The mantra of our American cousins is life, liberty, and the pursuit of happiness through endless TV choice. That’s led to an explosion of options, and also chaos, fragmentation and, increasingly, frustration. Are you a Yankees fan living in the New York metropolitan area? Be prepared to subscribe to six separate services – the YES Network, ESPN+, Fox Sports, Apple TV+, Prime, and Peacock – if you want to watch all of the team’s games. This season, NFL fans who wanted to tune in to Thursday Night Football had to add Amazon Prime to their array of paid services.

Up here, all of those Thursday NFL games are still on TSN, just as almost all Blue Jays games are on Rogers Communications Inc.’s Sportsnet.

That’s because we’re more inclined to peace, order, and good government-supported oligopolies, from our banks to our TV entertainment.

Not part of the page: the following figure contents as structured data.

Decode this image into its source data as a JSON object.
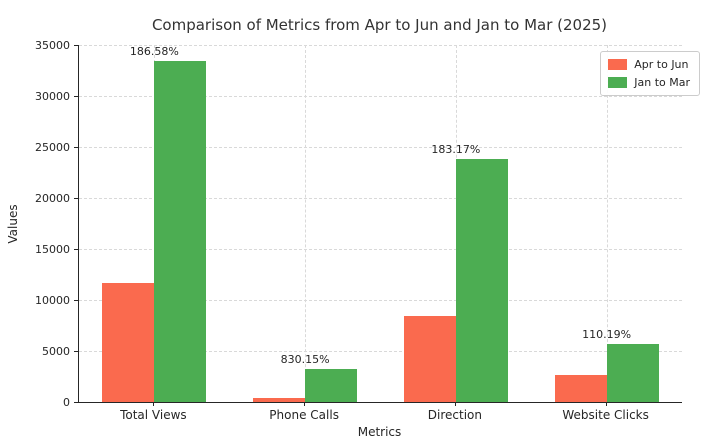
{
  "title": "Comparison of Metrics from Apr to Jun and Jan to Mar (2025)",
  "chart_data": {
    "type": "bar",
    "title": "Comparison of Metrics from Apr to Jun and Jan to Mar (2025)",
    "xlabel": "Metrics",
    "ylabel": "Values",
    "categories": [
      "Total Views",
      "Phone Calls",
      "Direction",
      "Website Clicks"
    ],
    "series": [
      {
        "name": "Apr to Jun",
        "color": "#fa6a4e",
        "values": [
          11670,
          345,
          8420,
          2690
        ]
      },
      {
        "name": "Jan to Mar",
        "color": "#4cad52",
        "values": [
          33444,
          3209,
          23843,
          5654
        ]
      }
    ],
    "annotations": [
      "186.58%",
      "830.15%",
      "183.17%",
      "110.19%"
    ],
    "ylim": [
      0,
      35000
    ],
    "yticks": [
      0,
      5000,
      10000,
      15000,
      20000,
      25000,
      30000,
      35000
    ],
    "grid": true,
    "grid_style": "dashed",
    "legend_position": "upper right",
    "colors": {
      "text": "#262626",
      "grid": "#d9d9d9",
      "background": "#ffffff"
    }
  }
}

TSN and its frenemy, Sportsnet, were creations of equal parts capital and coddling, the result of governmental midwifery that sought to help carve out a space for Canadians to control our own sports culture. They’re not perfect, not by far. But industry watchers in the United States believe the new sports streaming service will retail for something like US$50 a month – and that still won’t get you everything.

If you’re a Canadian cable customer, meanwhile, you can get TSN and Sportsnet for about $25 extra, which should cover about 90 per cent of what you’ll likely want to watch, including most of what the new colossus will have – though of course you can still add a constellation of niche channels for other sports, if you’re so inclined (NCAA, Fubo and Apple TV+ for soccer, etc) and still come out paying far less.

It’s one of the happy legacies of a government-regulated system that’s in the midst of crumbling. The system had real flaws and was often deeply unfriendly to consumers. And we’ll miss it when it’s gone.